Mastercard Agentic Commerce Zahlung
Foto: Mastercard / RETAIL-NEWS

Key takeaways

Mastercard hat erstmals in Deutschland eine vollständig authentifizierte KI-gestützte Zahlung durchgeführt. Gemeinsam mit Bankenpartnern demonstrierte das Unternehmen, wie zukünftig automatisierte Einkäufe über KI-Agenten ermöglichen werden können.

Lesezeit ca. 2 Minuten

Der US-Zahlungsanbieter Mastercard hat nach eigenen Angaben erstmals in Deutschland eine vollständig authentifizierte agentische Transaktion unter realen Bedingungen durchgeführt. Die Umsetzung gilt als wichtiger Schritt für den sogenannten Agentic Commerce – also KI-gestützte Kauf- und Zahlungsprozesse, bei denen digitale Assistenten eigenständig im Auftrag von Verbrauchern handeln.
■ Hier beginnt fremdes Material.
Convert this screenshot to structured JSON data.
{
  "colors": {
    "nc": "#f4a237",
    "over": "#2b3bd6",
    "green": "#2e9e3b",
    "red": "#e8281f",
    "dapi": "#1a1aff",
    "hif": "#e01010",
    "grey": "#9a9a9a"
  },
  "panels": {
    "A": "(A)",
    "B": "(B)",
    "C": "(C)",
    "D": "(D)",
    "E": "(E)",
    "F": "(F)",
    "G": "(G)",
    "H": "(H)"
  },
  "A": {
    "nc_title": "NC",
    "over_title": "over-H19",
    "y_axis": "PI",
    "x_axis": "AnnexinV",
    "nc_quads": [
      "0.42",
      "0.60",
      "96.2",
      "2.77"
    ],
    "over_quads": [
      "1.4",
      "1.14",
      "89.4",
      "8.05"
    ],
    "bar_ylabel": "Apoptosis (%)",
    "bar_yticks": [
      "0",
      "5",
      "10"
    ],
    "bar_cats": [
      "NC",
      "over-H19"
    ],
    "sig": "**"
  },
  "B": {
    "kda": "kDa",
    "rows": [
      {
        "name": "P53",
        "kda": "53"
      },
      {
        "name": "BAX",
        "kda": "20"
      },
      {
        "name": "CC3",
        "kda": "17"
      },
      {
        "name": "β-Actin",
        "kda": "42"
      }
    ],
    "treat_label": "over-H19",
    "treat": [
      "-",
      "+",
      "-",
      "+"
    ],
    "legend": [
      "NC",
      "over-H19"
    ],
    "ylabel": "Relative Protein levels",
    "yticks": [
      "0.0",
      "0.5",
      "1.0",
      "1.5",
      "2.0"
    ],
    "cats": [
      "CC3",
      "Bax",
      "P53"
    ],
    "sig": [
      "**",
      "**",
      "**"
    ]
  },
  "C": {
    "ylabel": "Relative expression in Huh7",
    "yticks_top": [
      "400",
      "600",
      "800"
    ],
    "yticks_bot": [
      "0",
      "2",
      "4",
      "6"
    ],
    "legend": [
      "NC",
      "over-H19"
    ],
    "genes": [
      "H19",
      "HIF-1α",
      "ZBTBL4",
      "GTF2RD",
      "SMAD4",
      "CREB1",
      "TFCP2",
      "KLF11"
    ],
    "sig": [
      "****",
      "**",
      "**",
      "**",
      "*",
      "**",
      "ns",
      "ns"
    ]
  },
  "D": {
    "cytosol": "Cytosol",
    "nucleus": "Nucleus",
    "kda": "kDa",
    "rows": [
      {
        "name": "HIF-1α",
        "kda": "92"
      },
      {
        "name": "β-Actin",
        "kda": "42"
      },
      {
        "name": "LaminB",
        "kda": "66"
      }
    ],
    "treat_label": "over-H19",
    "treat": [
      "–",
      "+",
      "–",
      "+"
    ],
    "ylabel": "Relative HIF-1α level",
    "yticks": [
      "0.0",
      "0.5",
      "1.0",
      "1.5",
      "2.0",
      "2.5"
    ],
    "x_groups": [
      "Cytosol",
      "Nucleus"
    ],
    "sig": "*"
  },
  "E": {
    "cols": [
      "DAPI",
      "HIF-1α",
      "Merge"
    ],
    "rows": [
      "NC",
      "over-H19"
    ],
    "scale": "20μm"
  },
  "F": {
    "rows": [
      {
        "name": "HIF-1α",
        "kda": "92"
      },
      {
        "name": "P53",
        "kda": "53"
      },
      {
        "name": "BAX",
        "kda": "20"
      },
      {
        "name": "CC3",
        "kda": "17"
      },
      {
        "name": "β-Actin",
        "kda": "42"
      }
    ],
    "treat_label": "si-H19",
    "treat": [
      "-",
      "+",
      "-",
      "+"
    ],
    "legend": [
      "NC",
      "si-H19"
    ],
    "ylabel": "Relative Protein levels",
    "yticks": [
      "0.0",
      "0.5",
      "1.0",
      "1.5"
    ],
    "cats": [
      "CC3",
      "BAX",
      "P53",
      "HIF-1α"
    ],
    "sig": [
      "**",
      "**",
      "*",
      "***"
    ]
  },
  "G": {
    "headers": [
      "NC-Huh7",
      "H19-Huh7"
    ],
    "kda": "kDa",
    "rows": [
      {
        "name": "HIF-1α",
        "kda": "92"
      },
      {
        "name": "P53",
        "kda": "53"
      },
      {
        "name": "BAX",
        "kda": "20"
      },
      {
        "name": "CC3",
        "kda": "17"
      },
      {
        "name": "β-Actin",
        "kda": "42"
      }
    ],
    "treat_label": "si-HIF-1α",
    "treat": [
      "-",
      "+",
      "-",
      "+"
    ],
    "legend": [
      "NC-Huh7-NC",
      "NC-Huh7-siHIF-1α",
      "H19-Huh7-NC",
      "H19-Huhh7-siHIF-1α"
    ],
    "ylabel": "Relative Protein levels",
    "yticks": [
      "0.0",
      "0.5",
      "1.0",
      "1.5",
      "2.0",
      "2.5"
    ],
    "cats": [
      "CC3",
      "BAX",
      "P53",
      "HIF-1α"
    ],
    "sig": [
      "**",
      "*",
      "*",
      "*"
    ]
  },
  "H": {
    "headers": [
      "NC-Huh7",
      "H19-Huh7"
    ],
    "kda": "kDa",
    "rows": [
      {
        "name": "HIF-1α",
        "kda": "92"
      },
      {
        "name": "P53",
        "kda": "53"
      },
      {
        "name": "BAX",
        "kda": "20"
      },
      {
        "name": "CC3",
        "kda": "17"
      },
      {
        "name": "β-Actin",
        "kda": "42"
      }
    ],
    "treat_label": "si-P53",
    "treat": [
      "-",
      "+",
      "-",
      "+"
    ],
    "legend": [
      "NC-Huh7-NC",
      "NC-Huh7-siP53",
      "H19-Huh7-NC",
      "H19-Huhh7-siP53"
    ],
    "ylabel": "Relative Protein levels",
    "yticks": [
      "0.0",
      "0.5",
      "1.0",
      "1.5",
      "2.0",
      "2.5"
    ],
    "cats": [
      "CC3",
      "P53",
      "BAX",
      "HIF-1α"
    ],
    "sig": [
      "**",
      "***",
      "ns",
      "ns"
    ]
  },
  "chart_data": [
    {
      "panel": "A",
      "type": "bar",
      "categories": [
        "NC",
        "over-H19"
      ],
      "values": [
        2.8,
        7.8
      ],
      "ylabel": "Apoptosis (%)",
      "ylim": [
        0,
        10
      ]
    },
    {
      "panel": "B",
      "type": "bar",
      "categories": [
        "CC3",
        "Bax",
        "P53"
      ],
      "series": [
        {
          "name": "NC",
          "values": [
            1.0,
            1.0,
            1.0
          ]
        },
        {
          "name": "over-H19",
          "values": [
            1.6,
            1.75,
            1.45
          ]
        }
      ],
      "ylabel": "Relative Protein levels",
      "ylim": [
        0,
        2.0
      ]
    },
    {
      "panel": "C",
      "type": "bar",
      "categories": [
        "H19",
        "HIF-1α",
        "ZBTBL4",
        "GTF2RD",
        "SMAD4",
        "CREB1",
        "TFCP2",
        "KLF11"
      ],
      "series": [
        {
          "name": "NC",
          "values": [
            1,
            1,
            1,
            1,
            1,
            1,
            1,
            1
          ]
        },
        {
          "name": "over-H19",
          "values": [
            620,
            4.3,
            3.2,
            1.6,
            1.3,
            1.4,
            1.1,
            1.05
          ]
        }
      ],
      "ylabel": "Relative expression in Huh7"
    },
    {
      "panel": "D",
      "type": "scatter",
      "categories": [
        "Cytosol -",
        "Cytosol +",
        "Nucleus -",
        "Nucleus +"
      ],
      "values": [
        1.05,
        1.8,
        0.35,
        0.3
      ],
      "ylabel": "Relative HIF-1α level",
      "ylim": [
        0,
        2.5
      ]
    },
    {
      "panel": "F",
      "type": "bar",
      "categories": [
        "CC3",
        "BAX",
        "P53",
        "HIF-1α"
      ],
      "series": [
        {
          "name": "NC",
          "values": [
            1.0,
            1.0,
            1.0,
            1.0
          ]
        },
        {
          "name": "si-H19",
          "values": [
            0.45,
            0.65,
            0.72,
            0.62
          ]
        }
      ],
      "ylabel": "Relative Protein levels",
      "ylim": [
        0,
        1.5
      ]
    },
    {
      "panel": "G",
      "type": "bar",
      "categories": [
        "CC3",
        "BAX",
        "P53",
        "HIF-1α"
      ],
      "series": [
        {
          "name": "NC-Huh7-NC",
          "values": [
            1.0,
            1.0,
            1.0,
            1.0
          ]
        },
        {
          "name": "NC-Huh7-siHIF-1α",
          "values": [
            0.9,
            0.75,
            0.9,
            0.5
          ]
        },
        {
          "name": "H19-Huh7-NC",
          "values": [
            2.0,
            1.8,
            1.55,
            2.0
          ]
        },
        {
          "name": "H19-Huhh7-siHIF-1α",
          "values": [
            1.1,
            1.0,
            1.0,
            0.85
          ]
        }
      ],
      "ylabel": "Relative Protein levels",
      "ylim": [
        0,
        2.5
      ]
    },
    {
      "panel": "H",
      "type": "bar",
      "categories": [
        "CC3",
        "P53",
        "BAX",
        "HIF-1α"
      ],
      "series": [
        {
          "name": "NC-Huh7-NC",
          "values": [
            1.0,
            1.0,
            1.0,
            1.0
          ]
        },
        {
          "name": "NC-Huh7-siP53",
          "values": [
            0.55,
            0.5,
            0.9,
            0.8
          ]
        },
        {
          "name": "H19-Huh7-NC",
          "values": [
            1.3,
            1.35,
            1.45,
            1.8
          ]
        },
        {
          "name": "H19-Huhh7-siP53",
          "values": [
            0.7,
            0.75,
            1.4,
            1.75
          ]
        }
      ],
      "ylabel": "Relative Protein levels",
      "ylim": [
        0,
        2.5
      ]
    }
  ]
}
Die Transaktion wurde über die Plattform Mastercard Agent Pay abgewickelt. Gemeinsam mit Partnern wie Deutsche Bank, DZ Bank und N26 demonstrierte Mastercard, wie KI-Agenten künftig Zahlungen sicher, transparent und nachvollziehbar ausführen können. Grundlage dafür sind klare Nutzerfreigaben, starke Authentifizierungsverfahren und verschlüsselte Zahlungsprozesse.

KI-Agent übernimmt Buchung und Bezahlung

Im konkreten Anwendungsfall unterstützte ein generativer KI-Agent des Entwicklungspartners PayOS einen Nutzer bei der Auswahl und Buchung eines Events über die Plattform Priceless.com von Mastercard. Der digitale Assistent schlug passende Veranstaltungen vor, koordinierte Termine und führte anschließend eigenständig die Buchung sowie die Zahlung aus.

Die eigentliche Zahlungsabwicklung erfolgte über die Infrastruktur von Mastercard. Zum Einsatz kamen sogenannte agentische Token, die Zahlungsdaten verschlüsseln und gleichzeitig eine eindeutige Verifizierung der Identität ermöglichen.

Zusätzliche Transaktionsdaten sollen Banken und Zahlungsdienstleistern künftig helfen, KI-initiierte Zahlungen klar von klassischen E-Commerce-Transaktionen zu unterscheiden.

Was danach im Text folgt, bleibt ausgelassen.